A 12日に就任会見が開かれたけど、舛添カラーが今後どう都政に反映されていくのか注目される。徐々にということになるだろうが、都政のこれからにどう影響するのだろうか。
D 都が1月に発表した14年度予算(暫定案)に対する知事査定がこれから始まる。とはいえ、木密地域の整備改善、集中豪雨への対策、老朽化インフラへの対応など、やるべきことに大きな変更はないはずだ。15年ぶりに投資的経費9000億円台を計上している暫定案に上乗せすることはあっても、減らすということは考えにくい。
B 「すごく頭が切れる人」という印象もあるから、いま進めている施策を効率よく加速させる、あるいはグレードアップさせる知恵も持っているかもしれない。建設産業界にとっても、そのリーダーシップに期待するところは大きい。
A その投票日前日の8日は、東京都心でも積雪27cmという記録的な大雪で首都圏のインフラがまひした。
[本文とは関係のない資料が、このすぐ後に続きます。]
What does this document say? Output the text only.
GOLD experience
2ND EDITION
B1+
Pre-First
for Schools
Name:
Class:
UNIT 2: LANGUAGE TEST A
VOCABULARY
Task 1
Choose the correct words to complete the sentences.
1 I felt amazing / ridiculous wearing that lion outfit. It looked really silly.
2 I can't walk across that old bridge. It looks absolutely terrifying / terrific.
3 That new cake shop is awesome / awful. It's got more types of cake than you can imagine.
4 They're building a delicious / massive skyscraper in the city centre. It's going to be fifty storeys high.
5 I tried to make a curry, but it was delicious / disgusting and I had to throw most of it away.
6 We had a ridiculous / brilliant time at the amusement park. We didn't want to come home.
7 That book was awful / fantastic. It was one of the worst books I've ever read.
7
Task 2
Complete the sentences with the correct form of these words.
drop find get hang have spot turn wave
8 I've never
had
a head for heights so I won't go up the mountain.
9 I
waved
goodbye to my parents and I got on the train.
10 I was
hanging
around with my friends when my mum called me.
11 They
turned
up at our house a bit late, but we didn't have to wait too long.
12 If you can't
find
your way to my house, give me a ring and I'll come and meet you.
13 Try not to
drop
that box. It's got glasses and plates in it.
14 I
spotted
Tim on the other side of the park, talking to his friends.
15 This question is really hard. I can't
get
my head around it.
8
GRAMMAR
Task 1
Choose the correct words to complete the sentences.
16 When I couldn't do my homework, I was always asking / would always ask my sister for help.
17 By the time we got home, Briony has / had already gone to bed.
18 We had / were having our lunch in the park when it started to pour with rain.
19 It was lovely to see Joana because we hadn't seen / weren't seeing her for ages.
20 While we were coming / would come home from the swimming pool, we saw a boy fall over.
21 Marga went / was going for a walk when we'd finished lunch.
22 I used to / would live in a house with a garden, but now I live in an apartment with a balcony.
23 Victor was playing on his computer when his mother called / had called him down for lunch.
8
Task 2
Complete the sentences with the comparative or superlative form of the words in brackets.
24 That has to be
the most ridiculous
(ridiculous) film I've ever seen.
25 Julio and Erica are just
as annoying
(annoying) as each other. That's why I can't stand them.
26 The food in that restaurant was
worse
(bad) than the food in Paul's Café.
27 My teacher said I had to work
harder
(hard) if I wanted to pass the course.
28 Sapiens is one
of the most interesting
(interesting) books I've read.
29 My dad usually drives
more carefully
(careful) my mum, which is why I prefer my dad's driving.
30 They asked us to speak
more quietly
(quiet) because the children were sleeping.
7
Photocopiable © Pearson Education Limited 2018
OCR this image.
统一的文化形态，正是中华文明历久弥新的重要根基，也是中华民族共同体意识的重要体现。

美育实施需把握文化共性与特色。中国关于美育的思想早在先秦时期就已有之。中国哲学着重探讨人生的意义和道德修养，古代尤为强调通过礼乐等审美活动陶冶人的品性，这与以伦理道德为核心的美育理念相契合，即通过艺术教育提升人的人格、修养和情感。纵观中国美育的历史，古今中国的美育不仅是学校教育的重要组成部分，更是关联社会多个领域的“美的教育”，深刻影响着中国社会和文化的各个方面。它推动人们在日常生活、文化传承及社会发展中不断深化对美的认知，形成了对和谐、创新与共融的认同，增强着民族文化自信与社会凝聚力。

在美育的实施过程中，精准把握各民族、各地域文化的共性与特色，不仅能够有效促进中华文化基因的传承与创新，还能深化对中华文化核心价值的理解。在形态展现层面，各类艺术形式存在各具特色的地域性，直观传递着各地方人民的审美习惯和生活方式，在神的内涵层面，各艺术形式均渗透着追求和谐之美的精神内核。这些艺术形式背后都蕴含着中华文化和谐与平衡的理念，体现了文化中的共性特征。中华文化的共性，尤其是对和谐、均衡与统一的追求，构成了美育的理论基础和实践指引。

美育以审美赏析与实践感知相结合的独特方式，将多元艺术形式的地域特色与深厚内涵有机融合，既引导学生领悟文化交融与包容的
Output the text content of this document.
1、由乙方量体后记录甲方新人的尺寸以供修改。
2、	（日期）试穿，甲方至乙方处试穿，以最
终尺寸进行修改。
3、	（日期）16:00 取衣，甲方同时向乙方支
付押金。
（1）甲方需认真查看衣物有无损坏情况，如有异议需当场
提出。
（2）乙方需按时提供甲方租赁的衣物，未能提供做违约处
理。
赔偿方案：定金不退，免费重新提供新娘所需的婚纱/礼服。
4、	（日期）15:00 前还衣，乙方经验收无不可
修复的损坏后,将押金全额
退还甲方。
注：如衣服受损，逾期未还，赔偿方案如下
首都圏の積雪への対応がいかに脆弱化を改めて露呈した。
B それはしょうがない。積雪寒冷地のように除雪機械があるわけではないし、インフラ管理者にも対応ノウハウがない。
D それにしても道路や鉄道、空港利用者への影響もこれほど深刻だとはね。降雪対応があまりにも脆弱すぎると思うけど。
C 実は東京都内でも除雪機械を保有して降雪対応しているケースがある。都の出先機関の1つが青梅や奥多摩地域を所管していて、オペレーターも都の職員だ。
A 奥多摩なら標高も高い山岳地帯だから確かに除雪機械を持っていてもおかしくはない。
C なぜ奥多摩の話をしたかというと、人口減少・過疎化の中で防災対応の担い手である地元建設業と地域行政との関係が希薄になりかねないという全国的な課題の写し鏡になっている地域でもあるからだ。
B 応札者の数が多ければいいというような競争性のみを重視した入札契約のあり方が、土地柄もよく分かっていない他地域からの企業参入を招き、その地域を熟知した地元企業が疲弊して災害対応要請にも応じられなくなっていく、という構図だね。
D 発注者との関係が濃密だからこそ、除雪でも発注者が保有する機械にオペレーターとして応援することで24時間対応も可能となる。その関係が希薄になれば無理な要請に応えられなくなるのは、当然なことだ。そう考えると、今回の首都圏での降雪対応の問題は、中長期的に建設市場が減少していく中で、全国各地でも問われていることなのではないか。